Isabella acrescentou que, no âmbito jurídico, a aplicação do protocolo em questão busca promover decisões mais equitativas, considerando não apenas a igualdade formal, mas também as barreiras estruturais que perpetuam desigualdades.
“Sabe-se que, historicamente, muitos homens foram criados para buscar mulheres que se encaixassem em padrões idealizados, tais como beleza impecável, submissão, habilidades domésticas e maternas, caráter irrepreensível, de modo que, com a convivência, ao se depararem com mulheres ‘reais’ com desejos, limitações e personalidade própria, poderiam se sentir enganados ou decepcionados, gerando, em algumas oportunidades, pedidos como a presente demanda.”
Apesar de reconhecer avanços sobre tal situação ao longo dos anos, com notórias repercussões no âmbito jurídico, Isabella Luiz Alonso apontou a problemática do machismo estrutural.
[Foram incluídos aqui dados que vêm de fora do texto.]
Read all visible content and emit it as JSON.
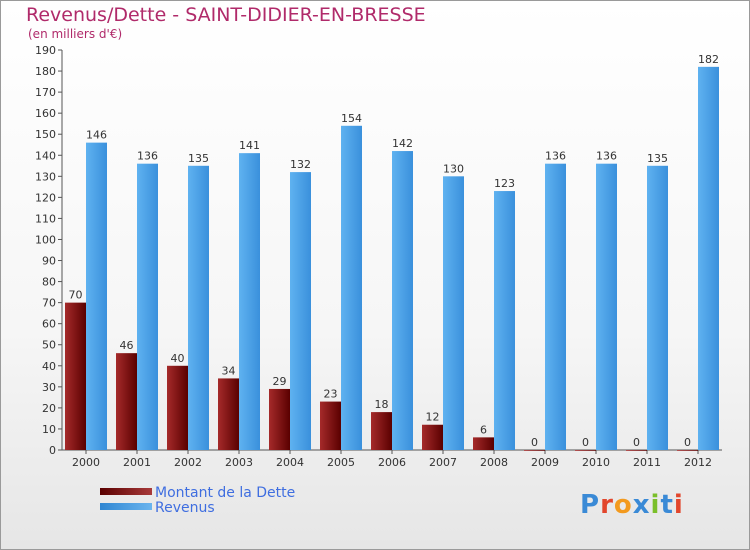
{
  "header": {
    "title": "Revenus/Dette - SAINT-DIDIER-EN-BRESSE",
    "subtitle": "(en milliers d'€)"
  },
  "legend": {
    "dette_label": "Montant de la Dette",
    "revenus_label": "Revenus"
  },
  "logo": {
    "text": "Proxiti"
  },
  "colors": {
    "dette": "#7a1010",
    "revenus": "#4aa3e8",
    "title": "#b02a6a",
    "legend_text": "#3f6ee0"
  },
  "chart_data": {
    "type": "bar",
    "title": "Revenus/Dette - SAINT-DIDIER-EN-BRESSE",
    "ylabel": "(en milliers d'€)",
    "categories": [
      "2000",
      "2001",
      "2002",
      "2003",
      "2004",
      "2005",
      "2006",
      "2007",
      "2008",
      "2009",
      "2010",
      "2011",
      "2012"
    ],
    "series": [
      {
        "name": "Montant de la Dette",
        "values": [
          70,
          46,
          40,
          34,
          29,
          23,
          18,
          12,
          6,
          0,
          0,
          0,
          0
        ]
      },
      {
        "name": "Revenus",
        "values": [
          146,
          136,
          135,
          141,
          132,
          154,
          142,
          130,
          123,
          136,
          136,
          135,
          182
        ]
      }
    ],
    "ylim": [
      0,
      190
    ],
    "ytick_step": 10,
    "grid": false,
    "legend_position": "bottom-left"
  }
}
“É inequívoco que o machismo estrutural continua presente em nosso ordenamento jurídico, sendo essencial que a concepção do casamento se transforme em um modelo mais inclusivo e humano, fundamentado na igualdade, no respeito, deixando para trás ideais ultrapassados e excludentes, mormente considerando que a mulher não deve ser vista como um objeto nas relações e também que seu valor não deve ser medido com base em sua capacidade de atender as necessidades do marido.”
Os motivos que podem levar à anulação, por erro de pessoa, mudaram muito ao longo dos anos. No primeiro CC, por exemplo, uma das possibilidades previstas era o defloramento da mulher, desconhecido pelo marido. Em outras palavras, era a possibilidade da anulação do casamento em casos nos quais o homem descobrisse, em até dez dias, que a esposa não havia se casado virgem. Essa previsão só deixou de existir, de fato, após a entrada em vigor do CC de 2002 – mesmo com a equiparação entre homens e mulheres prevista pela CF/88.
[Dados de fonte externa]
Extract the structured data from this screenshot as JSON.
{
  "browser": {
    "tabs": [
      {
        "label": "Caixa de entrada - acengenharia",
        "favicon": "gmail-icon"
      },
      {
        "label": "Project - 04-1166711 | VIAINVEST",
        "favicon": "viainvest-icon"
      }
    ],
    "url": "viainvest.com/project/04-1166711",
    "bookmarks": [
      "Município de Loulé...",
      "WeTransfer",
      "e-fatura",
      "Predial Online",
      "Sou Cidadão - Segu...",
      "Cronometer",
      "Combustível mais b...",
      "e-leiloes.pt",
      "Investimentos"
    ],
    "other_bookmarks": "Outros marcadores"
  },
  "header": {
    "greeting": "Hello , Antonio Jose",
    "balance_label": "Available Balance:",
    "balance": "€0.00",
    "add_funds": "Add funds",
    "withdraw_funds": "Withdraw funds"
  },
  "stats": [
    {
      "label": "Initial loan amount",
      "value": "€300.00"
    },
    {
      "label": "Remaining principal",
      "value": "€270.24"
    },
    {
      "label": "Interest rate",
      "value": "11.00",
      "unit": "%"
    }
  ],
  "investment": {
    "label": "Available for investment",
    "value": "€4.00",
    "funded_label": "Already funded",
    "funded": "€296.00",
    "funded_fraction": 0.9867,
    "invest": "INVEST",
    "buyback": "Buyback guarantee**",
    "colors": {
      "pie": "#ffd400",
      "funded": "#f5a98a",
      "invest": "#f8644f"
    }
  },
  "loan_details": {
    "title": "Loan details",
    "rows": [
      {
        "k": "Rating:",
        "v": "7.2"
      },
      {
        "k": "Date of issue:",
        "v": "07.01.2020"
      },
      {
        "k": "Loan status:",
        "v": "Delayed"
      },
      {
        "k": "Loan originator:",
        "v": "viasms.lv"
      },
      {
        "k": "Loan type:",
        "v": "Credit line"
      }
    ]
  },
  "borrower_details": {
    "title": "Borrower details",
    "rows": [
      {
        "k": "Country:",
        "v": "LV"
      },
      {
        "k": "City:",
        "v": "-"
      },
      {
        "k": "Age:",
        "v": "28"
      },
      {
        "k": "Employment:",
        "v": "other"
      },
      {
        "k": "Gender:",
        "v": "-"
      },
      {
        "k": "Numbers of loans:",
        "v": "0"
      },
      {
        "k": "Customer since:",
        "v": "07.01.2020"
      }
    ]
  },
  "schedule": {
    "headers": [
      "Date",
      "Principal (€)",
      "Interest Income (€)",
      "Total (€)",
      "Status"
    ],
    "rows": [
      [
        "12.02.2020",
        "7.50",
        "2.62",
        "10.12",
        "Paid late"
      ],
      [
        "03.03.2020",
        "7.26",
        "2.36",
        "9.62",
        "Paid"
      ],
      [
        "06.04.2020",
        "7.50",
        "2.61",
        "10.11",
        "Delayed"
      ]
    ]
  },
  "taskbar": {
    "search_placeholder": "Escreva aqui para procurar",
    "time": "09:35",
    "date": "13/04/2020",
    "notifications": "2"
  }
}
Atualmente, o CC/02 considera, para que se configure “o erro essencial quanto à pessoa do outro”, aspectos mais subjetivos, como, por exemplo, o que diz respeito à identidade, honra e boa fama. O advogado explica que essa questão é sensível, uma vez que depende de critério individual do que pode, por exemplo, afrontar a boa fama de alguém.
Por exemplo: o desconhecimento do marido à vida anterior de sua esposa, que poderia ter sido prostituta ou garota de programa, ou que ela tenha sido atriz de filmes pornográficos. “Isso poderia ser motivo de anulação de casamento?”, questiona. Para algumas pessoas, esse caso pode ser uma situação muito grave, que enseja a anulação, mas, para outras, pode ser relativizado. Para estas questões, portanto, cabe ao Judiciário a decisão final.
A proposta de reforma do Código Civil (PL 4/25), que tramita no Senado, mantém a disposição sobre o erro essencial, que, se aprovada como se encontra atualmente, passa a estar contida no art. 1.559:
“Art. 1.559. Somente o cônjuge que incidiu em erro essencial, sofreu coação ou foi vítima de dolo, pode demandar a anulação do casamento.”
Assim, temos a noção de que o casamento continua sendo uma instituição jurídica confiável.